Christopher J. Donovan is a partner with Foley & Lardner LLP. He focuses his practice on advising companies and their investors and lenders in mergers and acquisitions, recapitalizations, buyouts and restructurings as well as advising on a broad range of commercial arrangements. Mr. Donovan has particular experience in the health service, particularly post-acute, and life sciences sectors. He has a unique blend of deep regulatory as well as corporate and finance experience to bring to a transaction as a result of his consummating dozens of health and life science deals, both domestic and international. He is a member of the firm’s Health Care and Life Sciences Industry Teams as well as the Private Equity & Venture Capital Practice.
Prior to joining Foley, Mr. Donovan was a member of the Corporate and Health Practice Groups for 29 years in the Boston office of McDermott Will & Emery LLP.
- Mr. Donovan has been Peer Review Rated as AV® Preeminent™, the highest performance rating in Martindale-Hubbell's peer review rating system. He was recently recognized by the Legal 500 for his work in the area of health care – service providers (2014).
- Representative Transactions
- Represented Revera Inc., a leading provider of seniors’ accommodation, in a new co-investment with Health Care REIT in the ownership of the Sunrise Senior Living management company.

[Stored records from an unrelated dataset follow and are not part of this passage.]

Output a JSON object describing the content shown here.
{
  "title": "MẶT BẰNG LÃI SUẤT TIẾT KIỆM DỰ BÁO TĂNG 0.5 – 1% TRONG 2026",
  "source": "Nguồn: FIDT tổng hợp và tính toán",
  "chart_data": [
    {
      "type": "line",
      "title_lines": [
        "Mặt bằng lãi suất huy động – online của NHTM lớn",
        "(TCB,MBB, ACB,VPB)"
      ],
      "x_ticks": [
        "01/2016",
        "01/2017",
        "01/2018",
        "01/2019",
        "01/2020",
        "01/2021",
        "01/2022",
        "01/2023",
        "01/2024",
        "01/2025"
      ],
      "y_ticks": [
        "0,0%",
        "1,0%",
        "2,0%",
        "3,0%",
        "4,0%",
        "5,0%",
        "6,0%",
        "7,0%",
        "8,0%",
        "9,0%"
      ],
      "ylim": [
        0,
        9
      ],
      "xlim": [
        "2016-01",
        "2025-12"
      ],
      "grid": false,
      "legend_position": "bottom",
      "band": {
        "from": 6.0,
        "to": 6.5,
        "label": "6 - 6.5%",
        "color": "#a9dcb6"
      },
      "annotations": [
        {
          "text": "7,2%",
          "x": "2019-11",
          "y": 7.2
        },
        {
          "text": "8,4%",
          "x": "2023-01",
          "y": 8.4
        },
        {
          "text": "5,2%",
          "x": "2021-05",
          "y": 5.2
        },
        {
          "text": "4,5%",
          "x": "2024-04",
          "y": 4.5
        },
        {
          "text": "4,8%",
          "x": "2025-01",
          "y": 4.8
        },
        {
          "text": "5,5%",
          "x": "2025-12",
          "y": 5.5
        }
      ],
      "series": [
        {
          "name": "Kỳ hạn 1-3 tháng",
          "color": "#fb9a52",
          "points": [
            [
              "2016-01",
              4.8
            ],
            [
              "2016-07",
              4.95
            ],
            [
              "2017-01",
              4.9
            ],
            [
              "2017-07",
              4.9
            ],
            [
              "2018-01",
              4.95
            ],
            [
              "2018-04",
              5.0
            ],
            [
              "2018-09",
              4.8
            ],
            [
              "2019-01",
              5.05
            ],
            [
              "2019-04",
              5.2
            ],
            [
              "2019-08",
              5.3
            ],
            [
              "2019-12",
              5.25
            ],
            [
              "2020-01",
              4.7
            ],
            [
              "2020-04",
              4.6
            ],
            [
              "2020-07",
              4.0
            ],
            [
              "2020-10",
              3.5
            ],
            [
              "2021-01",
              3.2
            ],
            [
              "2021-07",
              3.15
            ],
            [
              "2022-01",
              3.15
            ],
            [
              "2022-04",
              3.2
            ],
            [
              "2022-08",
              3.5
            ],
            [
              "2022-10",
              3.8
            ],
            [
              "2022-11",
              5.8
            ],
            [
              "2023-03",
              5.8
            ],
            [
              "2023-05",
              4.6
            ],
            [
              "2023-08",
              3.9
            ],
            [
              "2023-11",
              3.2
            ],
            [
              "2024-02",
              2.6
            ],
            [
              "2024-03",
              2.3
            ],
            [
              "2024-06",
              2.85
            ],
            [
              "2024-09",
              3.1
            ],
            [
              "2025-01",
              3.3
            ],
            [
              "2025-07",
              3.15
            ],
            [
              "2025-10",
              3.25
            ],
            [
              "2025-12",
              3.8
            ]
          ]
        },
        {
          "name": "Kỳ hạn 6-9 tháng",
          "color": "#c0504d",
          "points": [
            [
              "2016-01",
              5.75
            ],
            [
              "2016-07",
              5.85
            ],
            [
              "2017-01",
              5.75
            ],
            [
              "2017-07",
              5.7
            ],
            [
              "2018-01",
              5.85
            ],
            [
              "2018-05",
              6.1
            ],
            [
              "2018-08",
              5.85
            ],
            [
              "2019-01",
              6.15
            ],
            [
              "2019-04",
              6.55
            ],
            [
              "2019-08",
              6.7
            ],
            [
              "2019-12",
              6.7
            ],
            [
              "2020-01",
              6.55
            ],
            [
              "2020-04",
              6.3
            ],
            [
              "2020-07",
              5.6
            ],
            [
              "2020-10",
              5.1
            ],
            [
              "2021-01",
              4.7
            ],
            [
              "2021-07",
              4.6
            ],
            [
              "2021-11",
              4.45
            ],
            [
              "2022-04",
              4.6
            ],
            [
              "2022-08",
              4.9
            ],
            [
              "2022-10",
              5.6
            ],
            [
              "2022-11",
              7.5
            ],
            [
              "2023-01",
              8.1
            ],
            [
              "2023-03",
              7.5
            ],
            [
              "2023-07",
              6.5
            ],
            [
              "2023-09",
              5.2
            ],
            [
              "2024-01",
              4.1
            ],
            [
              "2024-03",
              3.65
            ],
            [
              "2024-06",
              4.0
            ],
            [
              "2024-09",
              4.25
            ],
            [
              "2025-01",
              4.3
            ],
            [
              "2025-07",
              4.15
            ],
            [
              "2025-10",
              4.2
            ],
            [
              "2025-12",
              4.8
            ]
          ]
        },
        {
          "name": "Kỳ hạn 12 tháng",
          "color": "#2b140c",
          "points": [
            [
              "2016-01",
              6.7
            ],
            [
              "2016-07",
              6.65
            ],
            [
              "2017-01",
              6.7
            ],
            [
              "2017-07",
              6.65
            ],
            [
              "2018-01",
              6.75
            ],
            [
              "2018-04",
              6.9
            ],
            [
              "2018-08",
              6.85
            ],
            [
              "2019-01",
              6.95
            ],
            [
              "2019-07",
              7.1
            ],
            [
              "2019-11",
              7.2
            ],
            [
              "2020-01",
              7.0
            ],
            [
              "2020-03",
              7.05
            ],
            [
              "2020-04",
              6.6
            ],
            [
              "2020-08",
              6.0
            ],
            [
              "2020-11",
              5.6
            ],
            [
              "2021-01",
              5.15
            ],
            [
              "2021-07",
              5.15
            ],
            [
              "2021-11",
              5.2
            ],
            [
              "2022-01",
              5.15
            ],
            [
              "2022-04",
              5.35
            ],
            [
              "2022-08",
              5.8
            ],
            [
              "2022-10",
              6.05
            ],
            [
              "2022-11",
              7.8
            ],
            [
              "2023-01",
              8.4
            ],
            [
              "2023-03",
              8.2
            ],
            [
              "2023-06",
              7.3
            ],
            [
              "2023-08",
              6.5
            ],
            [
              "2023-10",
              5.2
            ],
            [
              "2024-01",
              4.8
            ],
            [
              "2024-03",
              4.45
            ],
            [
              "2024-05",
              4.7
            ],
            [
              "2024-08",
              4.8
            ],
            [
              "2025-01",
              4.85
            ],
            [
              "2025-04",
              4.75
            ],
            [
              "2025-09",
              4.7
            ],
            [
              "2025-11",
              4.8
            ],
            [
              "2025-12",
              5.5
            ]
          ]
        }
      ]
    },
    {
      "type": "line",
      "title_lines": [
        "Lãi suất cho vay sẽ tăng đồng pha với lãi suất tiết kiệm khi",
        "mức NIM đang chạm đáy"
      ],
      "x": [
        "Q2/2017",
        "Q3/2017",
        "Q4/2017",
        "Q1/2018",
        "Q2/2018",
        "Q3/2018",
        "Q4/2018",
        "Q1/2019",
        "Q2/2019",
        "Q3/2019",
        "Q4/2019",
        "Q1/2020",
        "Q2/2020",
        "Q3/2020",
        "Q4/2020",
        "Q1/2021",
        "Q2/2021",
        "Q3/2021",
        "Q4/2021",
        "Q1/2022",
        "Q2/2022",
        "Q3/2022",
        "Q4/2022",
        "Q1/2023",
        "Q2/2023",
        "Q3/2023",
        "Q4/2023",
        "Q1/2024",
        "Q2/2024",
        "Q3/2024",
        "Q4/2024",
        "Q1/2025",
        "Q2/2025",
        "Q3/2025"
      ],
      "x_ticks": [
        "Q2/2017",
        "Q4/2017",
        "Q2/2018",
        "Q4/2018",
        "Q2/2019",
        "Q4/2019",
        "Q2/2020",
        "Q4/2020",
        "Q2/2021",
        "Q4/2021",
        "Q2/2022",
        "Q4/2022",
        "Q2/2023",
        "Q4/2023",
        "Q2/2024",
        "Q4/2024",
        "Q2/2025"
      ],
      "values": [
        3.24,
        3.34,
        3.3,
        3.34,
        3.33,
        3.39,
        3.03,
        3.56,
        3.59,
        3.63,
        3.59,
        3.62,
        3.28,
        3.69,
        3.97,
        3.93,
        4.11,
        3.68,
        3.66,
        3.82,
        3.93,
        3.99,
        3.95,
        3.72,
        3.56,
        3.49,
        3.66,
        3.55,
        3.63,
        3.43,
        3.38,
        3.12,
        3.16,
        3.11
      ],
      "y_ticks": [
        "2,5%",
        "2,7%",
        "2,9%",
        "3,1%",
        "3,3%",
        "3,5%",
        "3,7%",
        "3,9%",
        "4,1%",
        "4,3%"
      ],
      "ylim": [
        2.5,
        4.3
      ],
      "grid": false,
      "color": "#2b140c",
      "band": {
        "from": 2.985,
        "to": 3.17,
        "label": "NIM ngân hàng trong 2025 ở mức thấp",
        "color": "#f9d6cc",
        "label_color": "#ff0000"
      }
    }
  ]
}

- Represented Revera Inc., a leading provider of seniors’ accommodation, care and services, in its formation of a $1.35 (CND) billion joint venture with Health Care REIT, one of North America’s largest seniors housing and health care real estate investment trusts
- Represented a national, private equity backed post acute, complex care management firm in an innovative, market leading joint venture with a regional nonprofit acute care hospital chain to structure ACO ready products and service offerings for full inpatient/outpatient care as well as bundled payment and episodic care service offerings to MCOs
- Represented a German multi-national in connection with its acquisition from a major U.S. life science company of its dental antibiotic product and division consisting of a market leading drug, entire workforce and related supply chain
- Represented a German multi-national in connection with the acquisition of technology assets from a U.S. public company, including assets in the United States, Malaysia, Singapore and Switzerland; work included world-wide anti-trust approvals
- Represented a Canadian publicly-traded long term care company in its $2.7 billion go-private transaction in the United States
- Represented one of the largest global private equity firms in connection with its acquisition of a healthcare information technology service, including regulatory, fraud and abuse and reimbursement related services in the United States
- Represented several major U.S. based skilled nursing and ancillary service providers in connection with acquisition and debt financing transactions totaling over $5 billion
- Represented several private equity companies in the leveraged buyout of a major behavioral health chain
- Outside U.S. general counsel to one of the premier global management consulting firms, including benefits, litigation, bankruptcy, investment, anti-trust, trade and general corporate advice
- Represent a German-based, global precious metals company and U.S. affiliates in numerous U.S. mergers and acquisition involving precious metal manufacturing concerns, including those related to auto OEM products, medical device components and related businesses
- Represented one of the largest US-based private equity firms in connection with U.S. healthcare regulatory matters transactions
Mr. Donovan earned his law degree from Boston College Law School (J.D., 1981). While in law school, Mr. Donovan was a member of the Boston College International Comparative Law Review. His undergraduate degree was conferred, magna cum laude, from Georgetown University (B.S.F.S., 1978).